After "The Razor's Edge," "Nightmare Alley" forms the second half of Tyrone Power's deliberate efforts to move away from the more traditional pretty boy and swashbuckling roles of his past. Although "Edge" revealed Power's ability to downplay a less assertive character in what was essentially an ensemble cast production, in "Nightmare," the actor challenged the public's loyalty in accepting him as an unsavory, selfish carny. When originally released, the gamble didn't pay off at the box office.
Unavailable for years due to legal issues, Power's pet project finally gets a deserved home video release as part of Fox' film noire series. Even if you're familiar with the most dour noire, "Nightmare" is a vicious, shockingly subversive little gem. Based on the novel by William Lindsay Gresham, screenwriter Jules Furthman stayed true to the book's atmosphere, and retained the vivid characters and carny minutia borne from Gresham's own intense, obsessive research.

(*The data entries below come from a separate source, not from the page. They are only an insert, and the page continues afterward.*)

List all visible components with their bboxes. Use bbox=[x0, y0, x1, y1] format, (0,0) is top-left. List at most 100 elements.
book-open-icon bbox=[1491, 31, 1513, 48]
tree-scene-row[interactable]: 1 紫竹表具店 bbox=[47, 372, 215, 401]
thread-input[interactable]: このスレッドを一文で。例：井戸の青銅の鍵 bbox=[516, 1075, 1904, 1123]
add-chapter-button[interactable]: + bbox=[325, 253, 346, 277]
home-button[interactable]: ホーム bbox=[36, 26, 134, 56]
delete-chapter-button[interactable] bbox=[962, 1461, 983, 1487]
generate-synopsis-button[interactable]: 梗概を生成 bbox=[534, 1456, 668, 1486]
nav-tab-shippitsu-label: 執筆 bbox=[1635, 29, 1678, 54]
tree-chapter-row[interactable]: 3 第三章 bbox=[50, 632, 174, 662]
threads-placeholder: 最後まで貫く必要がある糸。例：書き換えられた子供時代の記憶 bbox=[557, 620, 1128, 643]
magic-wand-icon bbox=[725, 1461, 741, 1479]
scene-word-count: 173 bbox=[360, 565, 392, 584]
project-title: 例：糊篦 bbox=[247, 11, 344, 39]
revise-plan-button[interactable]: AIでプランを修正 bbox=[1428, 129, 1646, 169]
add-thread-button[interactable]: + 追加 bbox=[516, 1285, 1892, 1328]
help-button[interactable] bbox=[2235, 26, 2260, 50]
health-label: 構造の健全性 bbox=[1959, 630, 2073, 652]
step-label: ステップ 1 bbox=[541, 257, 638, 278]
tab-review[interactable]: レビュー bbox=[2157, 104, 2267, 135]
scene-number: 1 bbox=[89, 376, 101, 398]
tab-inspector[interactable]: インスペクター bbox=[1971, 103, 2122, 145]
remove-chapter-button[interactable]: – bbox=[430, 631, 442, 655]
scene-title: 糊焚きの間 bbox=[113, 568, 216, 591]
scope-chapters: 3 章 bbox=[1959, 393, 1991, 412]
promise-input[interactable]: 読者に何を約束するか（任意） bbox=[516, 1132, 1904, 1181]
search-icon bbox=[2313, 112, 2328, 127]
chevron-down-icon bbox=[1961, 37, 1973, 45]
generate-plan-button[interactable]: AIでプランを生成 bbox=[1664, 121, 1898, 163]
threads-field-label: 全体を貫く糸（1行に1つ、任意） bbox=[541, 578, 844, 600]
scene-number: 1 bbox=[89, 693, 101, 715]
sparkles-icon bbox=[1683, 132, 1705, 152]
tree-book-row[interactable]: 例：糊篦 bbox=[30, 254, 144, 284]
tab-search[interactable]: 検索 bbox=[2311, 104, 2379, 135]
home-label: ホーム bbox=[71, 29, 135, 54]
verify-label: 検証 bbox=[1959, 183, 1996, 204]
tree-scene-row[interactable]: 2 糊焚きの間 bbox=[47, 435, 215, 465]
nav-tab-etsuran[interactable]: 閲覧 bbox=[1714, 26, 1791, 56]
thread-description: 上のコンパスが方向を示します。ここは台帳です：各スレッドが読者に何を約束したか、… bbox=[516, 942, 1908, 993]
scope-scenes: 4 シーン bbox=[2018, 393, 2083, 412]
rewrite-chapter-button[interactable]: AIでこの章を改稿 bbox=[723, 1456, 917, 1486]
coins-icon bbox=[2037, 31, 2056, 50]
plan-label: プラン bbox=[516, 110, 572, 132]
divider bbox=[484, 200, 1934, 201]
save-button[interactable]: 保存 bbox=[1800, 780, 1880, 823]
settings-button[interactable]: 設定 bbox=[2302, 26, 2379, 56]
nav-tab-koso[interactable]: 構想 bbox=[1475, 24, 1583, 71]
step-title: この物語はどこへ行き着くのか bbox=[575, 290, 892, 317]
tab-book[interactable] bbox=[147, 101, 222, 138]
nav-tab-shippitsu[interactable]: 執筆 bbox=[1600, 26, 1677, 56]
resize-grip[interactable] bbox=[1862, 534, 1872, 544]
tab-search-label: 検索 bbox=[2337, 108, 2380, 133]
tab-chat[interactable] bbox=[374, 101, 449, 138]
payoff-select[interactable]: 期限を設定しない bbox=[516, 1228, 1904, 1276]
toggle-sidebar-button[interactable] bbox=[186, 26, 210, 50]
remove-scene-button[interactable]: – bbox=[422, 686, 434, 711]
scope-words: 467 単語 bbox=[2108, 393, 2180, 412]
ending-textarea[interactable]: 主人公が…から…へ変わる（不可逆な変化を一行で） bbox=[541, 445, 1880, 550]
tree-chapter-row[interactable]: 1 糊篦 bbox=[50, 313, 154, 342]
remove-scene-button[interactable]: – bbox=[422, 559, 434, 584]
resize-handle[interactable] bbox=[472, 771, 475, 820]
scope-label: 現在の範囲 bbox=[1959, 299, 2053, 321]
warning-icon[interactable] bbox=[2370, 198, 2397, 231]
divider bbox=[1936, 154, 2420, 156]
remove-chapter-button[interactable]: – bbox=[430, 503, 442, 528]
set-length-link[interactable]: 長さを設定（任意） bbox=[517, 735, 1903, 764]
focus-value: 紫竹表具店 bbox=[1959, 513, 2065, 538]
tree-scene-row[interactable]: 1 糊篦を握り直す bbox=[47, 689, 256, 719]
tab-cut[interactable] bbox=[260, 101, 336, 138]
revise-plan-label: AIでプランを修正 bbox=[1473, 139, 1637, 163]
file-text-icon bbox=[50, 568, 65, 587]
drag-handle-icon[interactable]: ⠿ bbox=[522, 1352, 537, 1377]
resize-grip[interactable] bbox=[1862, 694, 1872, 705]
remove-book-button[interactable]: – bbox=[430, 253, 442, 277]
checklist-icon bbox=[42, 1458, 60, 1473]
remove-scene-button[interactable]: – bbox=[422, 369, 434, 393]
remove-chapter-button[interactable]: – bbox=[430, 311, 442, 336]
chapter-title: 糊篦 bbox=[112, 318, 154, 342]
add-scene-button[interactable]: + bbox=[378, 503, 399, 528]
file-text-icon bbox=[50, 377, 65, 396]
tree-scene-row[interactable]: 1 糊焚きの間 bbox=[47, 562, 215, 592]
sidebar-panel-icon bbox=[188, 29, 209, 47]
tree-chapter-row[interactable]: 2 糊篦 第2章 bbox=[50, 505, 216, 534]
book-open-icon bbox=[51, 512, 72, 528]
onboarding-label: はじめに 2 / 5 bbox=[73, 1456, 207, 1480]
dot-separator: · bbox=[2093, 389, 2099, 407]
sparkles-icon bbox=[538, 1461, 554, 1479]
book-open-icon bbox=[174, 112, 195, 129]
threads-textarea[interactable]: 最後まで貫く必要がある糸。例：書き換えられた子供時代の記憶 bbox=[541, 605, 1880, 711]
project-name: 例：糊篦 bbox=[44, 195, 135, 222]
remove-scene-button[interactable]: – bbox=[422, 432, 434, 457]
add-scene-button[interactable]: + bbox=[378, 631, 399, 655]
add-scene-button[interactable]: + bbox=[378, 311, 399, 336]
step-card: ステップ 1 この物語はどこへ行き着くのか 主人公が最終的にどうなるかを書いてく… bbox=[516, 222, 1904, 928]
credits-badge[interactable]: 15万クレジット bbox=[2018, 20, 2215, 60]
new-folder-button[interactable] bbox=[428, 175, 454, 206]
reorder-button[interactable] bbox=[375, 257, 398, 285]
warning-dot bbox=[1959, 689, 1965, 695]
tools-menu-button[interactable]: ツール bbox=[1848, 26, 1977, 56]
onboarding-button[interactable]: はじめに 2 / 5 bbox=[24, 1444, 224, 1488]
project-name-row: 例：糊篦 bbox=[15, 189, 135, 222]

Like their other commentary tracks in Fox' series, historians James Ursini and Alain Silver cover all the bases, and describe the author's short and very unhappy life, during which he produced only one best-selling novel. The screenplay is unique for turning away from the standard cliches, and for giving even the most selfish characters vestiges of humanity..
"Nightmare" is also an advancement in the cinematic portrayal of a niche social stratum: in Todd Browning's iconic "Freaks," the emotions, cruelties, and horrors within a carny troupe are far more extreme, and restricted from the outside, 'normal' world (or kept in exhibition pens); in "Nightmare," the performers subsequently venture into the general populace, and alternatively exploit the average and the wealthy, preying on their curiosity for the bizarre, and their innate gullibility. More unique, though, is how the horror in "Nightmare" resides in the effects of resonating guilt, greed, jealousy, and humiliation within the carny folks.
It's an extraordinary, meaningful film, and Power's trickster/celebrated mind-reader/medium morphs into a kind of figurative priest; the script rarely invokes direct religious terminology, yet the film's depiction of a plastic, priestly figure with a rapacious and morally fractured persona predates the more overt filmic assaults in director Charles Laughton's "Night of the Hunter" (1955), and Richard Brooks' "Elmer Gantry" (1960).
Fox' DVD transfer is gorgeous, and showcases the extraordinary cinematography of Lee Garmes - best known for his work in "Scarface" (1932) "Duel in the Sun," and "The Desperate Hours" (1955) - and the film contains a potent, dissonant score by Cyril Mockridge that further exploits the pain of Power's 'defrocked' medium.
After "Nightmare," director Edmund Goulding seemed to eschew dark subjects, and would direct less challenging fodder, including teen-themed comedy-dramas, and the Marilyn Monroe quickie, "We're Not Married!"